Carson District Court Judge James Russell rejected an initiative petition filed by Nevadans for Reproductive Freedom PAC that would have enshrined abortion in the state constitution citing that the petition violated state law requiring an initiative petition to be of a single subject. The initiative, if passed, would have expand “reproductive freedom” to include prenatal care, childbirth, postpartum care, birth control, vasectomy, tubal ligation, abortion and abortion care.
Judge Russell also said that the petition was misleading to voters and contained an unfunded mandate.
“Again, it is clear to me this is probably the clearest case I have seen that I think there is a violation of the single subject rule,” said Judge Russell. “I just, I’ve seen a lot of them over the years and in respect to this particular matter there are too many subjects. Not all of which are functionally related to each other.”
The Coalition for Parents and Children PAC, represented by Attorney Jason Guinasso, filed the challenge and expected an appeal.
Nevadans for Reproductive Rights president Lindsey Harmon said the group “will not let one judge’s misguided ruling deter us from giving Nevadans the opportunity to vote to permanently protect their reproductive rights in the Nevada Constitution.”
Although Judge Russell rejected the intuitive petition, Democrats in the state legislature passed SJR-7, a constitutional amendment that mirrors the language of the rejected initiative. Nevada law requires that any constitutional amendment pass two consecutive legislative sessions to be presented to registered voters via a ballot question.

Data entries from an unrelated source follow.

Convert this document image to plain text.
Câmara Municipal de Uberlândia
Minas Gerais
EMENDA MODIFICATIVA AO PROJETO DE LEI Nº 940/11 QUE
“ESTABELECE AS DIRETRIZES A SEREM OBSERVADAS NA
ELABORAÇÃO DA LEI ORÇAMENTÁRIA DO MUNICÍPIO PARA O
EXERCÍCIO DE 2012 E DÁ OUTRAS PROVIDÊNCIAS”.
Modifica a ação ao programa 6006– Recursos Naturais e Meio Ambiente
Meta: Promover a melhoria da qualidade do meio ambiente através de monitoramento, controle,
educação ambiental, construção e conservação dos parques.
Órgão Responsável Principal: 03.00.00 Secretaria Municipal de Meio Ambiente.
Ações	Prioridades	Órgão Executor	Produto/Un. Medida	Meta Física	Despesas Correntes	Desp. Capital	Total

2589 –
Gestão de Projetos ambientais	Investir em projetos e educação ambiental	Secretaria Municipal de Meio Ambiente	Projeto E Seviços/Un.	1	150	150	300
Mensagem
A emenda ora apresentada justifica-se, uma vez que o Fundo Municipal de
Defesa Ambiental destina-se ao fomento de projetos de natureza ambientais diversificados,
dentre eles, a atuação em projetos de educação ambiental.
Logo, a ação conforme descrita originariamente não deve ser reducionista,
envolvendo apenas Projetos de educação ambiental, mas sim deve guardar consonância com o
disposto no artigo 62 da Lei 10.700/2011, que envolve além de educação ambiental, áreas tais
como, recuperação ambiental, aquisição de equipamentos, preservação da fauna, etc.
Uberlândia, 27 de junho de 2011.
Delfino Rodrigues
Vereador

As reported by The Globe, SJR7, would guarantee “a fundamental right to reproductive freedom,” authorize “the state to regulate abortion care after fetal viability with certain exceptions” and prevent the state from penalizing or prosecuting an individual exercising the “right to reproductive freedom.” SJR7 further states that reproductive rights would include, “without limitation, prenatal care, childbirth, postpartum care, birth control, vasectomy, tubal litigation, abortion, abortion care, management of a miscarriage and infertility care.”
In the wake of the U.S. Supreme Court’s decision to overturn Roe v. Wade, this effort is more political than it is protective in that the rush to get abortion on the 2024 ballot has to do with boosting voter turn out for vulnerable Democrats, like President Joe Biden, and secure a potential veto-proof Democratic supermajority in the Nevada legislature. As Nevada Democrats gerrymandered the state into a Democratic supermajority in 2021, the opportunity for seizing one-party control of the legislative branch is possible.
Nevadans passed an initiative in 1990 that codified abortions up to six months of pregnancy with extended protections if the life of the mother is threatened. The overturn of Roe v. Wade does not change Nevada Law, but the Reproductive Freedom Amendment does in that it removes the six month limitation and expands abortion to the moment of birth when the (undefined) health or mental health of the mother is at risk.
Additionally, as Nevada is the number one state for human trafficking, the absence of parental consent for abortion should be a concern, but Nevada Democrats have publicly lobbied against parental consent for minors. A 2015 bill that would have reinstated parental notification requirements in Nevada did not become law.